Novelty Statement | The mulberry leaves possess various therapeutic potentials. In this study, we have summarized all the therapeutic potentials of different mulberry leaves extracts. Moreover, the important phytochemicals of mulberry leaves and their biological activities are also discussed in details.
Article History
Received: January 05, 2021
Revised: August 19, 2023
Accepted: September 12, 2023
Published: November 03, 2023
Authors’ Contributions
AA presented the concept, designed the experiments and wrote the manuscript. HMT and Azizullah supervised the study, and reviewed and edited the manuscript. SA did formal analysis and investigation. MFB contributed reagents. MS and MFB analysed and interpreted data. MS and AHG performed experiments.
Keywords
Commercial, Medicinal, Mulberry, Plant extracts, Phytochemicals, Traditional
Copyright 2023 by the authors. Licensee ResearchersLinks Ltd, England, UK. This article is an open access article distributed under the terms and conditions of the Creative Commons Attribution (CC BY) license (https://creativecommons.org/licenses/by/4.0/).

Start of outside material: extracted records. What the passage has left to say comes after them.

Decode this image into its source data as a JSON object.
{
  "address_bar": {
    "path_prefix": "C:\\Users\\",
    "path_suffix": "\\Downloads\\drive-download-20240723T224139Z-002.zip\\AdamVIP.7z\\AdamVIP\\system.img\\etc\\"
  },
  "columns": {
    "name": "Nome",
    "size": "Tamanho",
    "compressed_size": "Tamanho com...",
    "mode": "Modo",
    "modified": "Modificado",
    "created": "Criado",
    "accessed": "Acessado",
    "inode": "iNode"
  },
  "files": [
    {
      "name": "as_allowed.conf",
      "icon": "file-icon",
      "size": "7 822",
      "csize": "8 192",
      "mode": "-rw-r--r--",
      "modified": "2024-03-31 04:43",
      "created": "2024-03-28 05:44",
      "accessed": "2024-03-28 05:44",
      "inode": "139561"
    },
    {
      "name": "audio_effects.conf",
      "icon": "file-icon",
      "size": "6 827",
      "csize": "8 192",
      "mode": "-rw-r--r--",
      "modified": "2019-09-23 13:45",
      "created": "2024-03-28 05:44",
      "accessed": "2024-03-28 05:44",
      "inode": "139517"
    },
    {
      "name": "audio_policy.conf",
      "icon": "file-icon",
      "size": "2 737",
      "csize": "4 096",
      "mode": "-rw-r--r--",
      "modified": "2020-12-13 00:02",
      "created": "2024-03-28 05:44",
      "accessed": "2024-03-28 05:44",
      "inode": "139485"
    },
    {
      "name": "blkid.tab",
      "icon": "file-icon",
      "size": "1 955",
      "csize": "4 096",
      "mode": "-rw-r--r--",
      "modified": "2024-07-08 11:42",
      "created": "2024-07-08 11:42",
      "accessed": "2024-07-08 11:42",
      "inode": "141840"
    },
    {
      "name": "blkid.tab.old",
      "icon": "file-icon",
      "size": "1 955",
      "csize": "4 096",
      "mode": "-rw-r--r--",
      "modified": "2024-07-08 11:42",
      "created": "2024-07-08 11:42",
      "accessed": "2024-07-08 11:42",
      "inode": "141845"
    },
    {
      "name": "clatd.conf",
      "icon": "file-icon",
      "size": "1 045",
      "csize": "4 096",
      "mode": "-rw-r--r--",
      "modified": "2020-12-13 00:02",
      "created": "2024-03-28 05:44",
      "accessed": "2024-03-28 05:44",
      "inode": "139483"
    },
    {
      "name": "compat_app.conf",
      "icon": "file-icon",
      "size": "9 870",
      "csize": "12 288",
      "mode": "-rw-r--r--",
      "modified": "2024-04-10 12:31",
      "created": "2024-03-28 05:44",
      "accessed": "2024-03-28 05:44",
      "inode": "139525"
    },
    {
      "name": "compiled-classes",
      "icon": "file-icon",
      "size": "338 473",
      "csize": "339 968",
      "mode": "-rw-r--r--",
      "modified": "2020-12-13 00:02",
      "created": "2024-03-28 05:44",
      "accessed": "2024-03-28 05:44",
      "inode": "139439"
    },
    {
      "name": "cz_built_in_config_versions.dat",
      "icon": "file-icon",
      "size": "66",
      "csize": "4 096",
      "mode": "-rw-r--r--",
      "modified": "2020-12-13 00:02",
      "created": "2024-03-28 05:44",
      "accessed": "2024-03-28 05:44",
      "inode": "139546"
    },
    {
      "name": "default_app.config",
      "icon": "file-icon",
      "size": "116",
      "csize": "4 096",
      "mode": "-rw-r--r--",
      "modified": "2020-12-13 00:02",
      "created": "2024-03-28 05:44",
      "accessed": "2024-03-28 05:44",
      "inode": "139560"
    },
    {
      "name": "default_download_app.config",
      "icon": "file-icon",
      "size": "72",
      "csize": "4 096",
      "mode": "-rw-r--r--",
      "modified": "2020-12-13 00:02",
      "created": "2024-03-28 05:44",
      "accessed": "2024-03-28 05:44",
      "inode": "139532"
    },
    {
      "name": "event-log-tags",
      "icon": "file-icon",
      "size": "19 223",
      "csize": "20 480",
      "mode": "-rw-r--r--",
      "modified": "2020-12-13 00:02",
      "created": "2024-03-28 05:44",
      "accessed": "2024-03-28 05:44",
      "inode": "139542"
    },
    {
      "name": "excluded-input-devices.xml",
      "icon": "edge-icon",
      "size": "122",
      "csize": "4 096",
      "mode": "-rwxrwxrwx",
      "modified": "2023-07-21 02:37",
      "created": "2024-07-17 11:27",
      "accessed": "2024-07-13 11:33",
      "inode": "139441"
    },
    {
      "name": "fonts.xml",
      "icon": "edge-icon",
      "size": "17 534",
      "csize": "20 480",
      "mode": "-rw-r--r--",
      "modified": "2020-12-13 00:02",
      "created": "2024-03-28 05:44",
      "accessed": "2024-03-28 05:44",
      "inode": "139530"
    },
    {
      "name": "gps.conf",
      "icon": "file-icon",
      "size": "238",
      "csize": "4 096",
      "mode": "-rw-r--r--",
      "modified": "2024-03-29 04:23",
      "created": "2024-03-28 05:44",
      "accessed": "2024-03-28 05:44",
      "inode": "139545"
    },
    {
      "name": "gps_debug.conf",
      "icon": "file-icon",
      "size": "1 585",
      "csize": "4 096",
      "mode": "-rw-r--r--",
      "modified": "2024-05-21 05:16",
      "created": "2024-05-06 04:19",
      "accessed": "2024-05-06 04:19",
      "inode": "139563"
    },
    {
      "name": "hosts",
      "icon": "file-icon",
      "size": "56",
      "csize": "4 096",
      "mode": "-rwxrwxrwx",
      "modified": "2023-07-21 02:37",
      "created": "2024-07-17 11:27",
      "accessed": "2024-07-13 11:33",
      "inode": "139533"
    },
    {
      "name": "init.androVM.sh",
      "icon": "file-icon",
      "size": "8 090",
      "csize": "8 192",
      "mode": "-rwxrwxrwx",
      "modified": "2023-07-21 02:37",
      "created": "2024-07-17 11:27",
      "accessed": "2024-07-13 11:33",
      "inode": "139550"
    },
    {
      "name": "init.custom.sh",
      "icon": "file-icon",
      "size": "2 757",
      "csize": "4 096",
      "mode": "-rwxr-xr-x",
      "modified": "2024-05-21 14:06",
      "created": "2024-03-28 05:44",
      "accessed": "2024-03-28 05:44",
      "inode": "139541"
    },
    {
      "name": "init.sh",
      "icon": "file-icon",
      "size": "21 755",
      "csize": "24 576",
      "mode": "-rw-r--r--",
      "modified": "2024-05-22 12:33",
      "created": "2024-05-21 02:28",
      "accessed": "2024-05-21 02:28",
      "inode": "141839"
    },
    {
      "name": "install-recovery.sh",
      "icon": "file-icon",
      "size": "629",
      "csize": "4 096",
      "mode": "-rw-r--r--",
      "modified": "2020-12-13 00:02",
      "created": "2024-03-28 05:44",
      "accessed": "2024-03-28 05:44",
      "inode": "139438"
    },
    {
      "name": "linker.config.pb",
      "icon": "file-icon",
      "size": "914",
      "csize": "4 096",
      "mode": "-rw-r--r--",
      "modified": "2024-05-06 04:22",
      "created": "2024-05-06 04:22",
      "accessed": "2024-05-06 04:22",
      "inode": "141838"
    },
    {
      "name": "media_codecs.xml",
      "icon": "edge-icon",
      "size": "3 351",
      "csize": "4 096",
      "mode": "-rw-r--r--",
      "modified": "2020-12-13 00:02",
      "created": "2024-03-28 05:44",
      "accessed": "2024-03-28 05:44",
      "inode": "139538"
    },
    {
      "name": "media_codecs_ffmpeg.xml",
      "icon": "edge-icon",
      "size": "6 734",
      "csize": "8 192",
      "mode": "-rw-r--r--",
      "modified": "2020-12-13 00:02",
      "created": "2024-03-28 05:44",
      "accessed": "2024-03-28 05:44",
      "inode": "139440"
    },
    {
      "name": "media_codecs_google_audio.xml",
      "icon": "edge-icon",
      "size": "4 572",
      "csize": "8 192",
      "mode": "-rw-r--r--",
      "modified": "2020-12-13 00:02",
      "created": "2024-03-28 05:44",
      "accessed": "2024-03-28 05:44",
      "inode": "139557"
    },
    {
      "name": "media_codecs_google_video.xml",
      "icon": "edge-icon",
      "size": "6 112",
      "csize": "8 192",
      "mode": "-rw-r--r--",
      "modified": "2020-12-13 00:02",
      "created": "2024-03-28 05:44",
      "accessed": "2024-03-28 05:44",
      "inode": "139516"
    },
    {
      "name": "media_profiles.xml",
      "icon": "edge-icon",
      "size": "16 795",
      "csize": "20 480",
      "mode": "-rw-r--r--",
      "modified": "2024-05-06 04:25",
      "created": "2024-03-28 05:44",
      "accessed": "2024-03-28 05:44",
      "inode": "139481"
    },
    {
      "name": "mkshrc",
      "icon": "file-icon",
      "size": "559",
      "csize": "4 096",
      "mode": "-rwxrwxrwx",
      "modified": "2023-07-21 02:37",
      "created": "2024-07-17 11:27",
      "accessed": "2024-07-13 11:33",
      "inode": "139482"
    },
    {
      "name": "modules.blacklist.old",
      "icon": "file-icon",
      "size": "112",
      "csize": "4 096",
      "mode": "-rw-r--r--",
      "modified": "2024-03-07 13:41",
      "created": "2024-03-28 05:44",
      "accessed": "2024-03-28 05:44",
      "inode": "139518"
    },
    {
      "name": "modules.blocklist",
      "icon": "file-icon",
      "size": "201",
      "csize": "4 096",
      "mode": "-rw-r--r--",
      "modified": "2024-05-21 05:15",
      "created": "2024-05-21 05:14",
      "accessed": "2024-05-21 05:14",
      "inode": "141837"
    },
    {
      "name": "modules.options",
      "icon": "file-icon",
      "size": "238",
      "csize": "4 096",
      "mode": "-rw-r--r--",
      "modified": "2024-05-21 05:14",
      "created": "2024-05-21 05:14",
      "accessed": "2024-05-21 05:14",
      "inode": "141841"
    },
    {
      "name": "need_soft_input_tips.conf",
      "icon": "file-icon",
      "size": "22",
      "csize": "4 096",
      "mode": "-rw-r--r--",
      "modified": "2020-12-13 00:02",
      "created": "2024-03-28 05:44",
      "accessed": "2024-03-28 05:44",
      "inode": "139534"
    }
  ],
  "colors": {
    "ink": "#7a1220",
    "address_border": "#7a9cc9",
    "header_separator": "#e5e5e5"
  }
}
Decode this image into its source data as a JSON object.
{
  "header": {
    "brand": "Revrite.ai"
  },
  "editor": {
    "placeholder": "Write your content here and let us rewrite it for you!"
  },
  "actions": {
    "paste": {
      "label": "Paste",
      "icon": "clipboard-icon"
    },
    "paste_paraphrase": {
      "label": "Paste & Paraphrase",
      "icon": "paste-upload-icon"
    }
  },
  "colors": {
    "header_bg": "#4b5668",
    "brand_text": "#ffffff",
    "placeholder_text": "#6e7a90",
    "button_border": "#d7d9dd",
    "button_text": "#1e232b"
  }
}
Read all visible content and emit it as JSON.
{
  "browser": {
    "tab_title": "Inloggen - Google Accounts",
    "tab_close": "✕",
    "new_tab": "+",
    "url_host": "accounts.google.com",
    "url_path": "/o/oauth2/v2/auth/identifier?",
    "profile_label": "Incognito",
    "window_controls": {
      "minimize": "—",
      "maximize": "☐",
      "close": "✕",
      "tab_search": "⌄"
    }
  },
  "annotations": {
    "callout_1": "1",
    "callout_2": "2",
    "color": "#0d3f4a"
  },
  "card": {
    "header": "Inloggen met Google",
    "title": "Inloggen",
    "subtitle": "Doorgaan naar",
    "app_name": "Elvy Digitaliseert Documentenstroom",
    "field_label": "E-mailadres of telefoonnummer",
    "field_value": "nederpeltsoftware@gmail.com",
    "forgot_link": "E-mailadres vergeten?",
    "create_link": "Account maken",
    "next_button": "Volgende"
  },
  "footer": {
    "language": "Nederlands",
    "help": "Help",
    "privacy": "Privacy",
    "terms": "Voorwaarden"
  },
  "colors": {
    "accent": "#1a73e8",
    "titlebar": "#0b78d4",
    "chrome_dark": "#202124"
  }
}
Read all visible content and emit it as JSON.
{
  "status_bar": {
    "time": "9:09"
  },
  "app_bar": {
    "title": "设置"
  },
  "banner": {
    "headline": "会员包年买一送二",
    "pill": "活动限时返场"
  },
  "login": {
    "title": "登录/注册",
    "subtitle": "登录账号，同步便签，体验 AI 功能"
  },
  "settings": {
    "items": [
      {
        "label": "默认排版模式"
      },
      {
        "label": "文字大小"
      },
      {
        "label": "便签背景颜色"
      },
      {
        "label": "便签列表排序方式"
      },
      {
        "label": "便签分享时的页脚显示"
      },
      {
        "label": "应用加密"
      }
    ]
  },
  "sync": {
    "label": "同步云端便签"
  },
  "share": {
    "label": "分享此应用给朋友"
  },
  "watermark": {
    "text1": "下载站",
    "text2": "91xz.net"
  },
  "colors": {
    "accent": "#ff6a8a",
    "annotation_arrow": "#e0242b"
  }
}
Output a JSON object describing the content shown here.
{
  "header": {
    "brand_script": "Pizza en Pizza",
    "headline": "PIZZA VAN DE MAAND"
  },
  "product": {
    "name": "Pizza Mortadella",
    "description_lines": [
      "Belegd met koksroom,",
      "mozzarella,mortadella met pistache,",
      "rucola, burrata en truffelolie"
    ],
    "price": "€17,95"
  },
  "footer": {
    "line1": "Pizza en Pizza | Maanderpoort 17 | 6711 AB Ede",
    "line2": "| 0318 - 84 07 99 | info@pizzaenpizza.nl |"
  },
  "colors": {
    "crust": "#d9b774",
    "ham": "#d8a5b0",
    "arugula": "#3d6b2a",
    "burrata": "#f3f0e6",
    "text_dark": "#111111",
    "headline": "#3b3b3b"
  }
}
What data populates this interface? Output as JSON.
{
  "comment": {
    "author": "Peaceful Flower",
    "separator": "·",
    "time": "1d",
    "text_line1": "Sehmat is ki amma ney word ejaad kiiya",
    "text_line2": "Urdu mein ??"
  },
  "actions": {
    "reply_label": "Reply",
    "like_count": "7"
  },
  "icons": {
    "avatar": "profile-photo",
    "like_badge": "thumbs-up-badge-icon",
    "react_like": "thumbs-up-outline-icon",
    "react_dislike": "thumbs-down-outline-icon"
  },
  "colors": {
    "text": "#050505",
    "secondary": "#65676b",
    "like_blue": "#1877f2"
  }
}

Corresponding Author: Hafiz Muhammad Tahir
To cite this article: Ali, A., Tahir, H.M., Azizullah, Ali, S., Bhatti, M.F., Summer, M. and Gormani, A.H., 2023. Applications of mulberry leaves: An overview. Punjab Univ. J. Zool., 38(2): 137-152. https://dx.doi.org/10.17582/journal.pujz/2023/38.2.137.152
Introduction
Moraceae is an ecologically important flowering plant family consisting of 60 genera and 1500 species (De Sousa et al., 2016; Elish et al., 2023). Furthermore, it is one of the most abundant plant families (García-Cox et al., 2023). Plants belonging to this family are distributed across a vast range of evergreen forests in tropical regions (De Sousa et al., 2016). Genus Morus of this family has 24 species with at a minimum 100 known varieties (Negro et al., 2019; Rodrigues et al., 2019). Plants of this genus grow under cultivation and also in the wild in different areas particularly in Asia, Southern Europe, America and several areas of Africa (Ionica et al., 2017). Mulberry plants belong to this particular genus and are distributed in different climatic conditions across the globe, ranging from temperate to tropical areas (Yuan et al., 2015; Pel et al., 2017). The origin of most mulberry species can be traced back to China, Japan and the Himalayan foothills (Mallick and Sengupta, 2022). China and India have the largest reserves of mulberry plants, spreading over 626,000 ha and 280,000 ha, respectively (Mohan et al., 2020). The white mulberry (Morus alba) and black mulberry (Morus nigra) are the most common species of this genus.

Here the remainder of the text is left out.